With my school schedule this semester, this may very well be my last recap of The Bachelor for a hot minute. Some of you reading this may be bummed, while others are probably breathing a sigh of relief. If you want to catch last week’s recap, you can do so HERE.
Episode 3 starts with where we left off last week. Because, producers got really smart and moved rose ceremonies to the beginning of episodes rather than the end. I’ll admit, that was a good marketing move. Nick goes to the group of girls (most of whom I can’t remember) to deliver the not-so-surprising-but-kind-of-surprising news that he ditched Liz on the group date. And, he announces that the two of them did the deed 9 months ago (at Jade & Tanner’s wedding, if you didn’t catch on). Because America was obviously unaware. I thought we left Liz in episode 2? Don’t bring that negativity into this episode, please and thank you!
ABC decides to show snippets of his one-on-one conversations with random girls, but, let’s get to the real stuff (it’s reality television for a reason). Corrine shows Nick her girls, again (she did this last weekend also). But, let it be noted: she is not a mom. Wait. There’s more. She had Nick lick the whipped cream off of them. On the first date. Yes, she’s wife material. Wife her up, Nick. Or don’t. That’s a good option too. Corinne is officially deemed “Corrine-ge worthy.”
Rose Ceremony Highlights: Corinne is asleep, the girl wearing/showing her bra is eliminated, and Alexis said “move, bitches” and is now my favorite
Group Date: I’m so jealous of this date. The girls are dancing with the Backstreet Boys at their concert. I want it that way.
During the date, Corinne fusses about not feeling “comfortable” and not “being herself.” Why, Corinne? Is it because you’re wearing clothes for once?
After the dancing, we get to the personal conversations. Corinne steals Nick away first – surprise, surprise. In her conversation with Nick, she apologizes for being too drunk to attend the rose ceremony. She, then, proceeds to go to sleep. Again.
Back with the girls, Corinne discusses Raquel, her nanny. Y’all. She is 24 and has a nanny. Raquel makes her food (sliced cucumbers, per Corinne’s request), wakes her up, does her laundry and even brushes her teeth for her. I promise this isn’t the Corinne show and she hasn’t won quite yet.
One-On-One Date: Vanessa gets the date card! Back in the first episode, I declared Vanessa as a front runner in my book. They’re doing another fun date – a space simulator (zero gravity)! Where do I submit my application for this show?! I’m PB and Jelly, right now!
Vanessa gets sick and still looks amazing. I’m jelly of that, too! Nick comforts Vanessa and sticks by her, puke and all. These two together. It can be said, without a doubt in my mind now, that Vanessa is the front runner. Also, Nick on her date is my favorite Nick in three seasons. (I mean, Nick was crying on this date when he talks about the future – which should involve her if it’s up to me!)

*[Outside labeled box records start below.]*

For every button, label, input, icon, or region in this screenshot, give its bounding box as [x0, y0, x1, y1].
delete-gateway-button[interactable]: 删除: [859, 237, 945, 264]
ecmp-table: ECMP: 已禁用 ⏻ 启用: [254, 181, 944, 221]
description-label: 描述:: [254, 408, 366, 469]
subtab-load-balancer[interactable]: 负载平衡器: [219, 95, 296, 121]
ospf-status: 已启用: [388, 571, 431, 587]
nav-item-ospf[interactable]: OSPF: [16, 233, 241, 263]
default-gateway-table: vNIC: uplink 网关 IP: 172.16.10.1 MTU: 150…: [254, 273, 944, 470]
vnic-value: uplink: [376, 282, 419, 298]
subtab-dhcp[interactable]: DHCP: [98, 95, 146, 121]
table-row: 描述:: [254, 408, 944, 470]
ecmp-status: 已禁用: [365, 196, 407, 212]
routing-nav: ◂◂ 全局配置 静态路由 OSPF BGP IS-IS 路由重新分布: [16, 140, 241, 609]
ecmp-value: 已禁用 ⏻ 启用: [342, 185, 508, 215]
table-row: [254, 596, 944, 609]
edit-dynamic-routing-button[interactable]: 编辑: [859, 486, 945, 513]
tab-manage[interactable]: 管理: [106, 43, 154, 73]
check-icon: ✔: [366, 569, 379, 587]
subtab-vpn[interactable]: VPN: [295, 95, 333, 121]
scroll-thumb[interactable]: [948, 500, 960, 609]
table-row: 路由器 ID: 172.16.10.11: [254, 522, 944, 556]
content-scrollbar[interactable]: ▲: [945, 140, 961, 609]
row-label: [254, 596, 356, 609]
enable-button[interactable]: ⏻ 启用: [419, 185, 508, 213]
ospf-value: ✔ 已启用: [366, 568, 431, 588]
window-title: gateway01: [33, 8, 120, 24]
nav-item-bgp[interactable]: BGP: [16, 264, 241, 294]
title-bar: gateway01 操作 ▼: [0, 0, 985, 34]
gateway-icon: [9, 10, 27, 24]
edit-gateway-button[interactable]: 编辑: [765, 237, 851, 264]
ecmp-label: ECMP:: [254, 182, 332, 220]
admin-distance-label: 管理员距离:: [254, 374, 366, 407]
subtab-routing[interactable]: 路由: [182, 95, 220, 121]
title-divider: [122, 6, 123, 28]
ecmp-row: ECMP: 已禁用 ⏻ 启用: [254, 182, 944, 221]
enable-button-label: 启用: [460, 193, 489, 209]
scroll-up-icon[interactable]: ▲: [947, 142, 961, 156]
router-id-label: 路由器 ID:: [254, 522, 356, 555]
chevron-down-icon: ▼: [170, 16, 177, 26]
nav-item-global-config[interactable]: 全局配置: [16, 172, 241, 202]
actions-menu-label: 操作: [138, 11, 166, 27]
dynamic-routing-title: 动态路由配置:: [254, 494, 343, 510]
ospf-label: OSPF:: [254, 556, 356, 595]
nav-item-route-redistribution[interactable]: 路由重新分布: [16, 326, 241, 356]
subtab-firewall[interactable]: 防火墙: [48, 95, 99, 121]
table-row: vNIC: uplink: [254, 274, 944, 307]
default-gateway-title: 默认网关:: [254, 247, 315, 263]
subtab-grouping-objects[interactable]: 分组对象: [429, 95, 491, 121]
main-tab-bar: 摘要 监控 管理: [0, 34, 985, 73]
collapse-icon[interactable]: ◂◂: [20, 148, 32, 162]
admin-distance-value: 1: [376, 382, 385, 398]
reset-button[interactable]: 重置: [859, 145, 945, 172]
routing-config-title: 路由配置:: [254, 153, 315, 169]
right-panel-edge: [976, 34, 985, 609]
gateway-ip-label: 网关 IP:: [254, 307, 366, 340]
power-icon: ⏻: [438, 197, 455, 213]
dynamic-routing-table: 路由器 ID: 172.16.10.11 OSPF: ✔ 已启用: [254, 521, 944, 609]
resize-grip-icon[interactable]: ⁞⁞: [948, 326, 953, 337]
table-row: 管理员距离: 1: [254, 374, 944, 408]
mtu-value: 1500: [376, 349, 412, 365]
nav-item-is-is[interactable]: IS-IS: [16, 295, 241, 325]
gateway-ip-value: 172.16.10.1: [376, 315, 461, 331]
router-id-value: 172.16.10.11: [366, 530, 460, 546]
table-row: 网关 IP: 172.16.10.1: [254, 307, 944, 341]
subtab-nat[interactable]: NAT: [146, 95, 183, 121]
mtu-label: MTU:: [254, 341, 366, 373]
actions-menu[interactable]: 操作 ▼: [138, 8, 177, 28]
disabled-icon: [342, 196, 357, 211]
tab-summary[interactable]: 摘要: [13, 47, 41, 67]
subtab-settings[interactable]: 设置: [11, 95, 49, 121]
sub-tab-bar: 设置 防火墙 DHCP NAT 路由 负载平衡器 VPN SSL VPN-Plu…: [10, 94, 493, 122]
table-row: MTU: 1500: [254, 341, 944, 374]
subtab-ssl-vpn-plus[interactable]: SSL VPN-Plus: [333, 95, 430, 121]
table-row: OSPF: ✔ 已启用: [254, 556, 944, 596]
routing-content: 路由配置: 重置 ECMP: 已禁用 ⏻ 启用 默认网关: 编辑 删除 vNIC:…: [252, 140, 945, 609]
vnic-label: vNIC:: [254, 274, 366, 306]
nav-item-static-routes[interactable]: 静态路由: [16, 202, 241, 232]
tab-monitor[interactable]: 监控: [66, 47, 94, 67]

Group Date: Who is the girl that read the date card? I’ve seriously never seen her in my life. The girls get to the destination and they’re participating in a high school track completion. I’m kidding. They did compete in various track activities, however, while wearing unsupportive sports bras. Not pretty. But, really? What is this date? No ma’am.
Nick to Astrid: “You killed it.” Translation – her boobs won the date. We all know Nick is a boobs man. Just ask Corinne.
We cut to Dominique crying about her relationship with Nick. If you’re crying this early on, you’re delusional. She said she’s not the “loudest” girl in the group. She is definitely the most annoying, though. She goes to Nick and lashes out at him for not focusing on her during the date. Boo, there are 6 other girls on the date. Next time, show your boobs. Nick has a thing for that.
Pool Party: Instead of a cocktail party, we get a pool party! Thank you, ABC, for making me miss the summer even more than I already do. We get more boobs (we’ve moved on from Liz to boobs) during this party. We also get more of Corinne all over Nick (we’ve moved on from Liz to Corinne). It’s a never ending cycle.
Nick finds out that Corinne has a nanny when Raven, who I’ve claimed as a favorite, spills the beans. Typically spilling beans is an accident. For Raven, it was no accident.
Raven: “She did not know how to clean a spoon.” – This will go down as the best line in the franchise. Ever.
During the pool party, Vanessa also proved that she is too good for this show – too kind, too pretty and way too smart.
And, it ends with Vanessa questioning Nick. BAM!
Favorites so far: Vanessa, Rachel, and Nick (does he count – he won me over on his date with Vanessa)
Thanks for reading! Who are your favorites so far?